Pour Hélène Pelletier, conseillère clinique en nutrition, le défi numéro un dans un CHSLD est d'alimenter les résidants. Après 80 ans, ils ont souvent perdu l'intérêt de cuisiner. Qui plus est, à leur arrivée dans leur nouvelle résidence, ils sortent généralement d'un séjour plus ou moins prolongé à l'hôpital ou dans une unité transitoire. «Ils arrivent dénutris, il faut les remplumer!» s'exclame Mme Pelletier.
Le manque de nutriments et la déshydratation rendent leur mince peau fragile au développement des plaies, ce qu'il faut éviter le plus possible.
Il est difficile de penser que les gens seront à la fois bien nourris et qu'il n'y aura pas de pertes. «On veut que les cabarets soient bien remplis. On sait qu'ils ne mangeront pas beaucoup, mais ils vont goûter à tout.»
On ne peut, par exemple, remplir le verre de lait au quart en se disant que c'est ce qu'ils boivent habituellement. Sans compter, dit la professionnelle, que leur appétit varie au gré des jours, selon leur humeur ou leur condition de santé.

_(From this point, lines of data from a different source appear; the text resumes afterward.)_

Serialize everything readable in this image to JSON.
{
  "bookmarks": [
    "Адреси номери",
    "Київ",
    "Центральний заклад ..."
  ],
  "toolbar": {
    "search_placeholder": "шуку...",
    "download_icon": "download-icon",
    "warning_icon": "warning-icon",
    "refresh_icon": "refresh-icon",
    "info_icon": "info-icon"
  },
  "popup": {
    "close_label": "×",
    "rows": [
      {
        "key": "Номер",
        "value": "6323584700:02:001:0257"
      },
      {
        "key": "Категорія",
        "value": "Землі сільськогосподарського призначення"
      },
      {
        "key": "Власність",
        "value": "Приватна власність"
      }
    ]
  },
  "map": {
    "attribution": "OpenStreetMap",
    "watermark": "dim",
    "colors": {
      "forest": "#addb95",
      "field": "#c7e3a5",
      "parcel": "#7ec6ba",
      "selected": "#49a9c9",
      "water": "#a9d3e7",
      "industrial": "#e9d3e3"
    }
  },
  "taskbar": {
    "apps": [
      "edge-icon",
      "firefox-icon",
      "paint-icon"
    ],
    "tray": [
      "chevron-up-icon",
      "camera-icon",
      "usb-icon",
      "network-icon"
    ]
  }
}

«On ne voudrait pas se faire dire non plus qu'on est cheap
Faut-il pour autant jeter les petits pains non déballés, les carrés de beurre ou de confiture qui n'ont pas été touchés?
Là, c'est une autre affaire, explique la nutritionniste Julie Poirier, détentrice d'une formation en hygiène et salubrité du ministère de l'Agriculture, des Pêcheries et de l'Alimentation (MAPAQ).
Contrôle sanitaire
À partir du moment où un aliment sort de la cuisine, il échappe à tout contrôle sanitaire. Qui peut dire s'il n'a pas été manipulé par une résidante atteinte de gastro-entérite? Ou de la grippe?
Rien de ce qui sort d'une chambre ne peut entrer de nouveau dans la cuisine. «Ce qu'on veut savoir, par contre, c'est si Mme Beaulieu ne mange jamais ses biscuits, dites-le-nous aux étages pour qu'on cesse de lui en mettre», illustre Hélène Pelletier.
Un système informatisé permet de rétablir rapidement les quantités de nourriture nécessaires aux 320 résidants et aux employés qui fréquentent la cafétéria. Lorsqu'un mets en particulier a généré trop de pertes, les quantités seront rajustées lorsqu'il reviendra au menu, mais on n'est pas un restaurant, on ne peut pas passer les restes [non servis] au repas suivant.» Pas question non plus de les «donner» aux employés, car cette pratique «n'aurait plus de fin».
Il fut un temps où ce qui n'était pas sorti des cuisines était donné à des oeuvres de charité. Cette pratique a pris fin lorsque les règles de salubrité se sont resserrées. Qu'un problème de santé survienne à cause d'un plat donné, et c'est toute la responsabilité du centre qui serait mise en cause, conclut la conseillère.